How Indian-made drugs poisoned children with impunity


STORY: Anirudh’s parents try to feed him in hospital about a week before he died of kidney injury in January 2020. The two-year-old had taken toxic cough syrup, his parents said.

He is among at least 12 infants in Jammu and Kashmir poisoned by such syrups, according to Indian police, who point to one Indian manufacturer – Digital Vision Pharma.

Reuters spoke to the families of six of the dead children. Four others were left with severe disabilities, according to police charges filed in December.

Digital Vision says its medicines aren’t to blame.

The parents said their children’s deaths have exposed lax manufacturing standards and a lack of accountability in a country that aims to be the “Pharmacy of the World”.

The World Health Organization says the children in Jammu may have been the first victims of a wave of poisonings by Indian-made medicines, that went on to kill at least 141 other children across the world in 2022 and 2023.

A Reuters examination of court documents and interviews with company executives and regulators reveals how poor manufacturing practices and weak regulation have allowed such tragedies to be repeated.

Jafar Din’s two-month-old son Irfan got sick in December 2019, he said.

He left their single-room house near Jammu in the Himalayan mountains to trek to a pharmacy six miles away,

where he says he bought a bottle of Digital Vision’s medicine ColdBest-PC.

Hours after a dose, Irfan started vomiting. He stopped passing urine and was admitted to hospital.

A week later he was dead.

Like the other parents, Din wants what he calls “strict action.”

“Against the company. The company which made the medicine. They are the real murderers who made the medicine, they are the murderers.”

Digital Vision says there was none of the toxin diethylene glycol or DEG in the syrup. It says someone may have planted something or its medicines may have been misused.

Government tests of the syrup made by Digital Vision Pharma showed it contained a more than 34% concentration of DEG.

That’s according to a police charge-sheet for a criminal case brought against Digital Vision in December.

DEG is usually used in car brake fluid.

The safe limit for DEG is no more than 0.1%, according to the WHO and Indian regulations.

The children’s kidneys and other organs failed, the police charge sheet said.

Anirudh’s mother, Veena Kumari, is a primary school teacher.

Her two-year-old son was an early talker, she says, and a “naughty boy.”

“We miss him every day,” she says.

Anirudh also took ColdBest, then rapidly deteriorated.

A district court in Jammu and Kashmir is hearing the criminal case against Digital Vision’s founder, Parshottam Goyal, and his two sons.

They deny any wrongdoing.

Another court previously barred Digital Vision from making certain cough syrups, but it is making other drugs.

Parshottam Goyal told Reuters it has tripled its production capacity.

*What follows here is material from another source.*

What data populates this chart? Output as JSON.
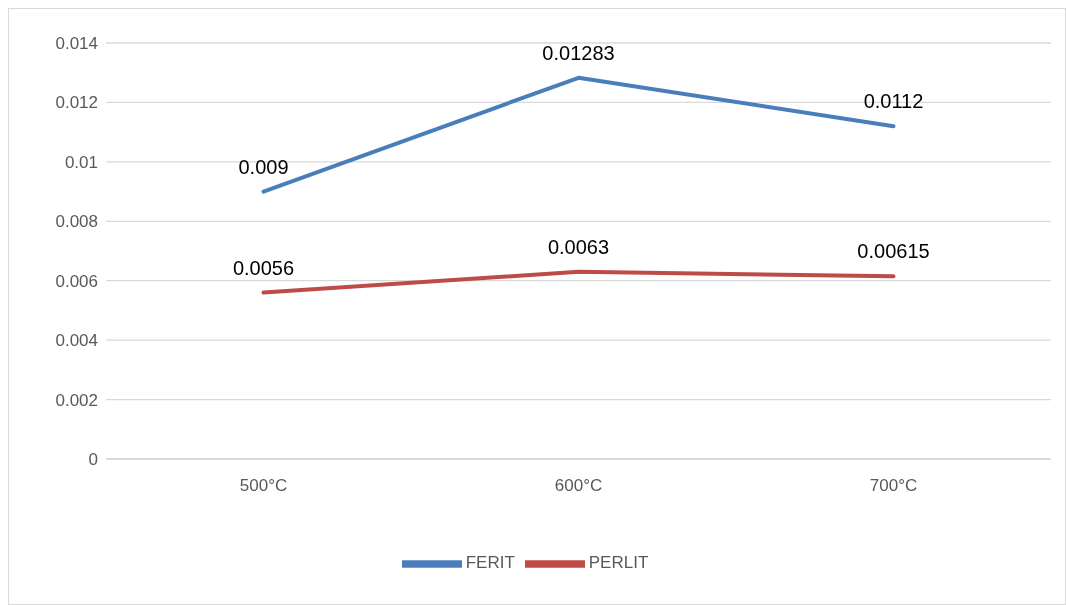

Veena Kumari and her family want Digital Vision held to account for their children’s deaths:

“The justice we want from the company is that strict actions should be taken against the company. Penalty and punishment both should be given so that people remember, and no child from any other family meets with the same fate.”

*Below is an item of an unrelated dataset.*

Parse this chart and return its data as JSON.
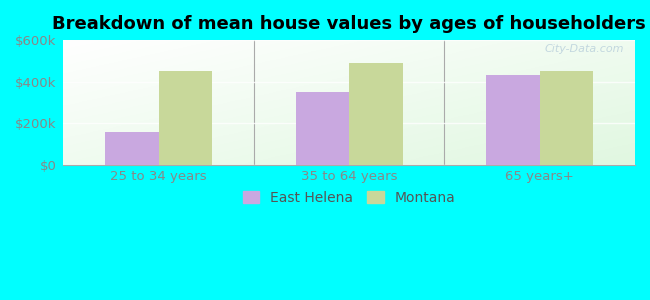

This man helped the families of the dead children get more than $3,500 compensation each – not from Digital Vision but from the state government of Jammu and Kashmir.

Sukesh Khajuria, a home tutor in Jammu city, saw news reports of children dying without explanation and learned the families were largely poor.

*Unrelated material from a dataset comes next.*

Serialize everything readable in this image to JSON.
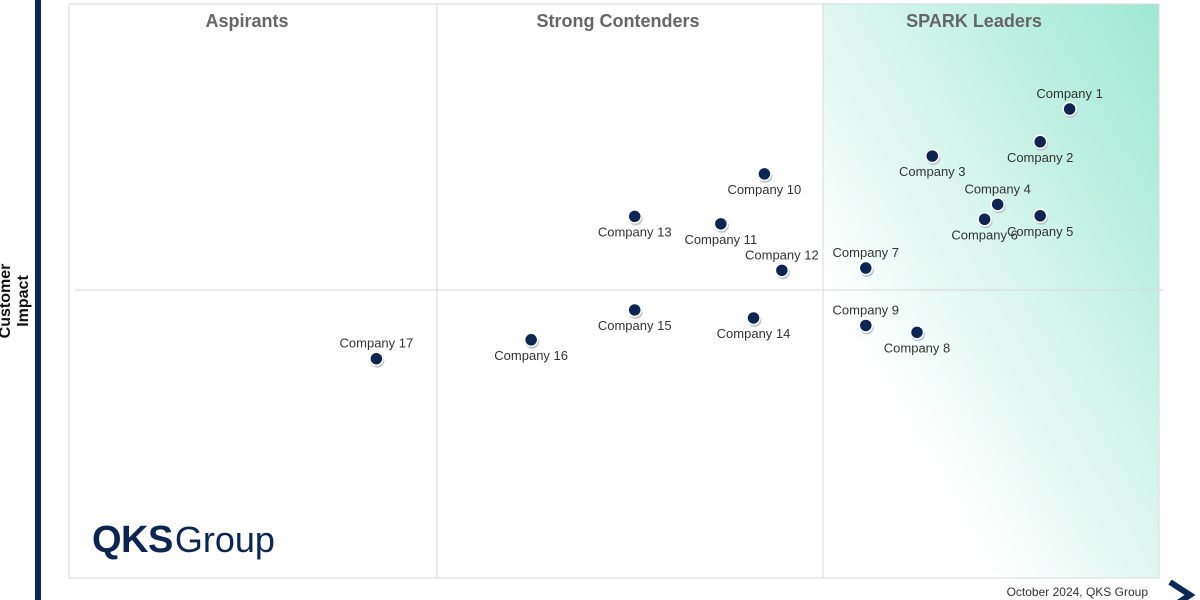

He said he persuaded a magistrate to order police to share a drug-inspector’s report, which alleged ColdBest was to blame.

Jammu and Kashmir authorities declined to comment.

An official at another Indian drugmaker, Marion Biotech, told Reuters they never tested for DEG.

“No one does it,” said then operations head Tuhin Bhattacharya.

Marion Biotech’s cough syrups were linked to the deaths of 65 children in Uzbekistan, the health ministry said.

Marion’s owners have denied wrongdoing.

Indian-made drugs were also linked by the World Health Organization to the deaths of infants in Gambia and Cameroon.

The three Indian drugmakers that sold in India, Gambia and Uzbekistan said they had purchased pharmaceutical quality ingredients.

Reuters found these claims were denied or called into question by the chemicals suppliers themselves in all three cases.

Neither Digital Vision nor those other manufacturers could prove they had tested for DEG and other toxins as required by Indian law.

That’s according to Reuters’ examination of Indian court records and regulatory filings and interviews with drug executives.

None of the manufacturers have been punished in India.

Prime Minister Narendra Modi’s government introduced a new rule in June that all cough syrups for export must be checked in government laboratories.

It has not increased testing requirements for those sold in India.

Modi’s office, India’s health ministry and the federal drug regulator did not respond to requests for comment.